Les approches de la transition socioécologique dans les quartiers de Montréal

Synthèse des discussions qui ont émergé à la suite de la présentation à l’AG de la CMTQ, le 25 septembre 2023.

Avec la contribution de Joakim Lemieux, responsable à la vie associative de la CMTQ.

Présentation : Sylvain A. Lefèvre et François Le Roy.

Rédaction des livrables : François Le Roy

Comité d’encadrement de la recherche : Sylvain A. Lefèvre (ESG UQAM), Sophie L. Van Neste (INRS), Noémie Rabetaud (doctorante à l’INRS) et François Le Roy (UQAM).

Visite du quartier de Saint-Henri et du site de la Canada Malting, menée par Géraldine Garceau-Pellerin, en présence des coordinateur·ice·s des Tables de quartier.
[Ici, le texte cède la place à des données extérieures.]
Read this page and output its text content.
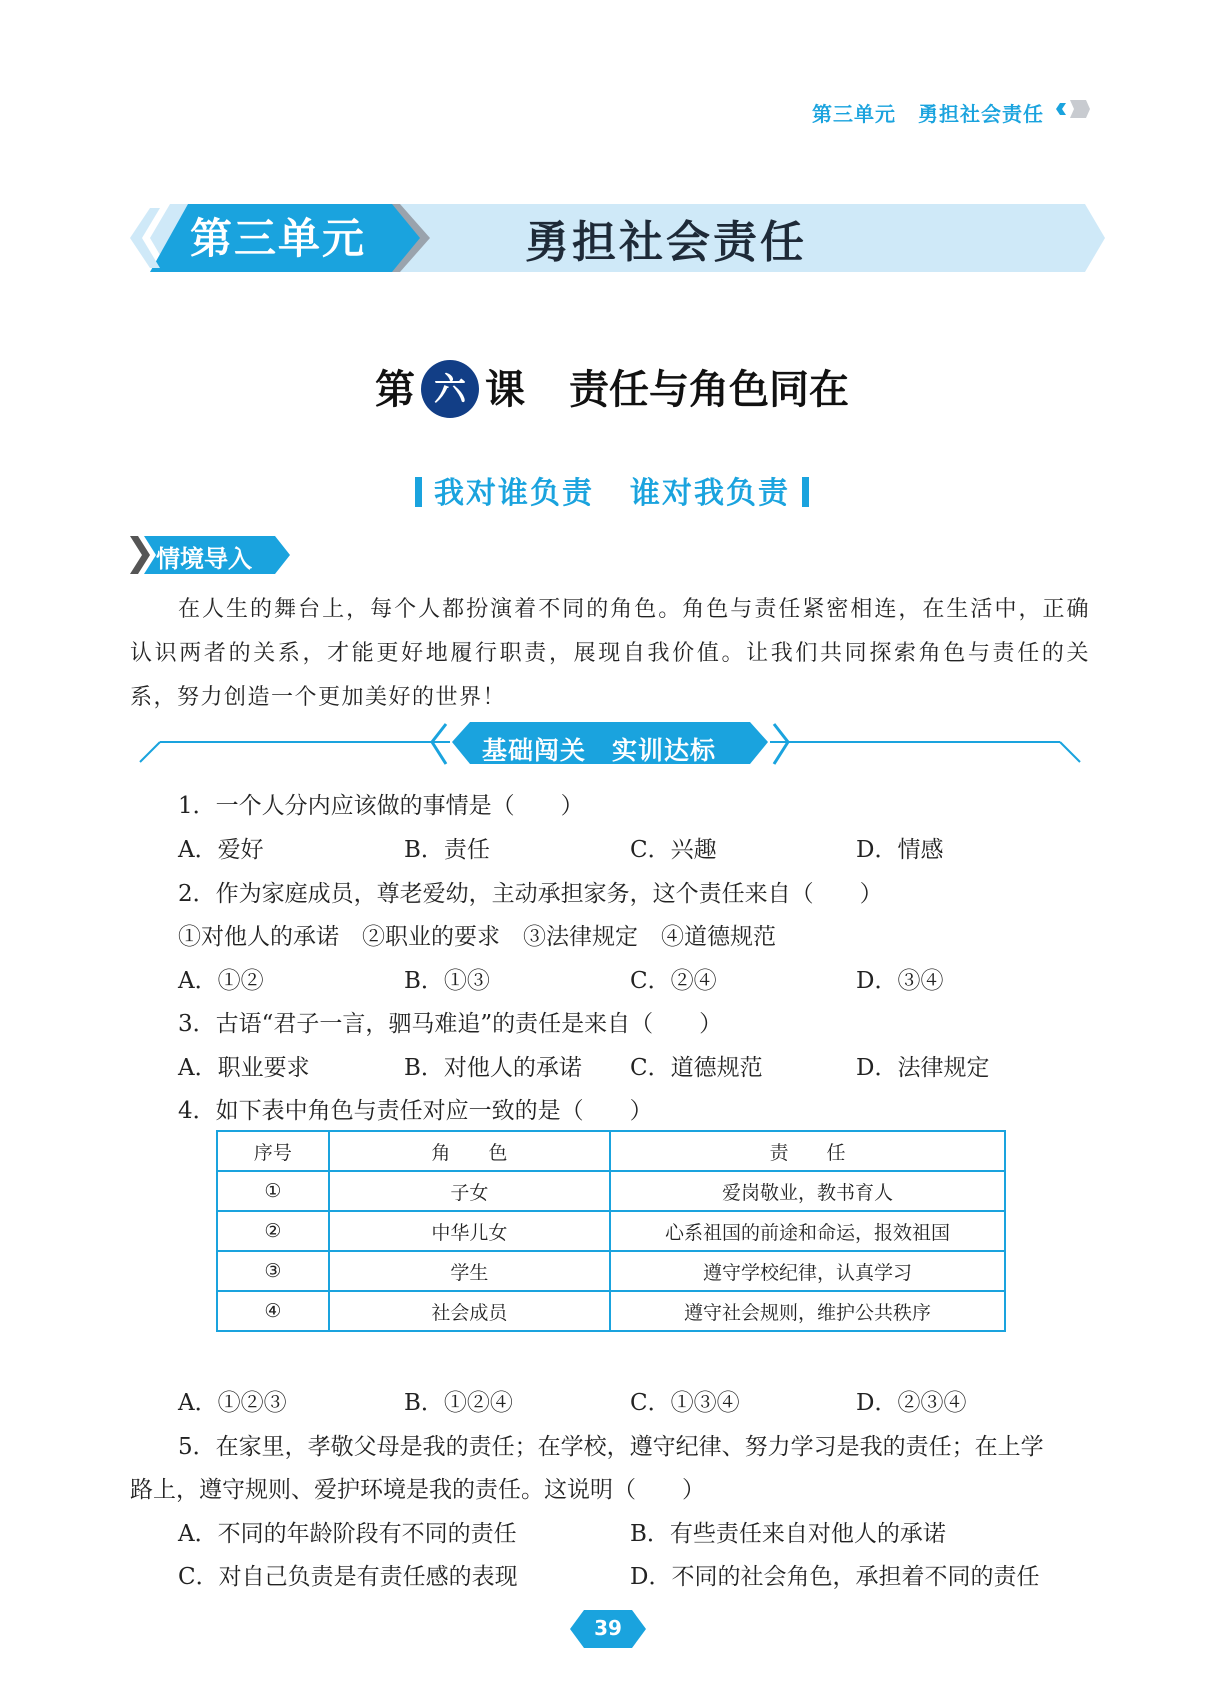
第三单元 勇担社会责任
第三单元	勇担社会责任
第 六 课 责任与角色同在
我对谁负责 谁对我负责
情境导入
在人生的舞台上，每个人都扮演着不同的角色。角色与责任紧密相连，在生活中，正确认识两者的关系，才能更好地履行职责，展现自我价值。让我们共同探索角色与责任的关系，努力创造一个更加美好的世界！
基础闯关　实训达标
1．一个人分内应该做的事情是（　　）
A．爱好	B．责任	C．兴趣	D．情感
2．作为家庭成员，尊老爱幼，主动承担家务，这个责任来自（　　）
①对他人的承诺　②职业的要求　③法律规定　④道德规范
A．①②	B．①③	C．②④	D．③④
3．古语“君子一言，驷马难追”的责任是来自（　　）
A．职业要求	B．对他人的承诺 C．道德规范	D．法律规定
4．如下表中角色与责任对应一致的是（　　）
序号	角　　色	责　　任
①	子女	爱岗敬业，教书育人
②	中华儿女	心系祖国的前途和命运，报效祖国
③	学生	遵守学校纪律，认真学习
④	社会成员	遵守社会规则，维护公共秩序
A．①②③	B．①②④	C．①③④	D．②③④
5．在家里，孝敬父母是我的责任；在学校，遵守纪律、努力学习是我的责任；在上学
路上，遵守规则、爱护环境是我的责任。这说明（　　）
A．不同的年龄阶段有不同的责任	B．有些责任来自对他人的承诺
C．对自己负责是有责任感的表现	D．不同的社会角色，承担着不同的责任
39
Crédit photo : Joakim Lemieux.

Objectif initial de la présentation :

L’objectif était dans un premier temps de présenter les résultats de l’analyse documentaire des documents produits par les Tables de quartiers, qui a permis de 1/ renseigner les différents cadrages de la question environnementale dans le discours de ces acteurs (et de leurs membres), 2/ recenser des initiatives sur les thématiques que nous avons jugées au cœur de la transition socioécologique (alimentation, logement, mobilité, verdissement et vivre-ensemble), 3/ mettre en lumière les enjeux d’articulation entre ces différentes dimensions.
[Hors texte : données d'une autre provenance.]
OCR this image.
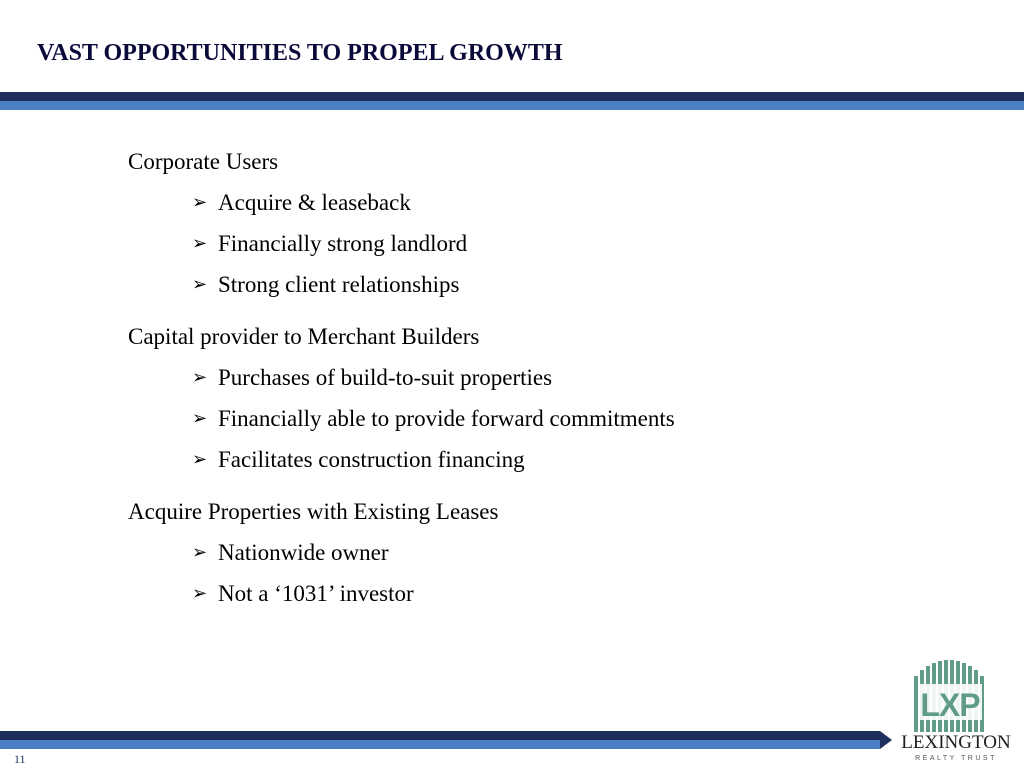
VAST OPPORTUNITIES TO PROPEL GROWTH
Corporate Users
➢ Acquire & leaseback
➢ Financially strong landlord
➢ Strong client relationships
Capital provider to Merchant Builders
➢ Purchases of build-to-suit properties
➢ Financially able to provide forward commitments
➢ Facilitates construction financing
Acquire Properties with Existing Leases
➢ Nationwide owner
➢ Not a ‘1031’ investor
11
LXP
LEXINGTON
REALTY TRUST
Ce travail de recherche a abouti sur la production d’une base de données, dans laquelle sont recensées les « initiatives inspirantes » dans les thématiques mentionnées plus haut; qui permet d’obtenir une cartographie partielle de ces initiatives, dont l’ambition n’est pas d’être exhaustive mais plutôt représentative.
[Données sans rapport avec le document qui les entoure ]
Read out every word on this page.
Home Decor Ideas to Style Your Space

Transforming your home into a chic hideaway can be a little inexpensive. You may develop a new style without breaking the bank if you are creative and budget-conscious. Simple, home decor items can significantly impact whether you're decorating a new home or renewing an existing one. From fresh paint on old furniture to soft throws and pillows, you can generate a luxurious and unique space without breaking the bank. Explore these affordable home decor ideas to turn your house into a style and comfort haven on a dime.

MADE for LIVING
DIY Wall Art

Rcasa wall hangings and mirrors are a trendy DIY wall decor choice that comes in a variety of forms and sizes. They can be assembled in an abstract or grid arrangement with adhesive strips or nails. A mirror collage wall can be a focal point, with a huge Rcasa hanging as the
Celle-ci sera transmise à la Coalition montréalaise des Tables de quartier (CMTQ), afin que cette dernière en fasse usage en interne. Dans un second temps, l’objectif était de susciter des réactions de la part des coordinateur·rice·s des Tables de quartiers. L’idée était alors de discuter collectivement de comment la question environnementale est conciliée et peut se concilier avec les actions de lutte à la pauvreté, à l’exclusion sociale et à la réduction des inégalités sociales et économiques. Il est important de mentionner que 18 Tables de quartier étaient présentes lors de cette AG (sur les 32 Tables existantes) : ce qui représente tout de même un peu plus de la moitié de ces dernières. Nous n’avons donc pas pu avoir le témoignage de tous les coordonnateurs et par conséquent, pas toutes les perspectives.

 

En résumé, à la suite de la présentation, les discussions se sont déployées autour de multiples sujets :

  • Sur les cadrages, les enjeux d’utilisation des termes (« transition écologique », « transition énergétique », « transition socioécologique », « développement durable », etc.)
  • Sur une potentielle systématisation de l’approche « transition socioécologique » (TSE) au sein des Tables de quartier.
  • Sur le rôle des Tables de quartiers et des organismes communautaires (OC) dans la TSE et sur la responsabilité des paliers municipaux, provinciaux, gouvernementaux...
  • Sur les facteurs à prendre en compte lors de l’élaboration de projets d’aménagements urbains : le risque de l’éco-gentrification...
  • Sur le danger d’un discours des « bons gestes de l’écocitoyenneté » soit perçu comme une violence pour certaines populations qui ne peuvent y accéder, par exemple celles en situation de grande pauvreté (ex. fruits et légumes dans l’alimentation pour un ménage à faible revenu ou enjeu de la voiture).

 

Plus en détail, les enjeux et les axes de réflexion qui ont été abordés sont les suivants :

  • Le fait que la transition articule étroitement différentes dimensions (mobilité, alimentation, etc.) correspond bien à la mission et à la structure des tables, par définition intersectorielles.
  • En ce qui concerne la conciliation des enjeux environnementaux et des enjeux sociaux (comme la lutte à la pauvreté, à l’exclusion sociale, aux inégalités socio-économiques), centraux dans l’action des Tables de quartiers, plusieurs points ont été soulevés. Il a tout d’abord été évoqué que les Tables de quartier et leurs membres sont à différencier : les préoccupations écologiques peuvent animer les membres, sans que cela soit forcément traduit en action. Quelques interrogations ont émergé :

-  Comment passer des discussions interpersonnelles aux actes ?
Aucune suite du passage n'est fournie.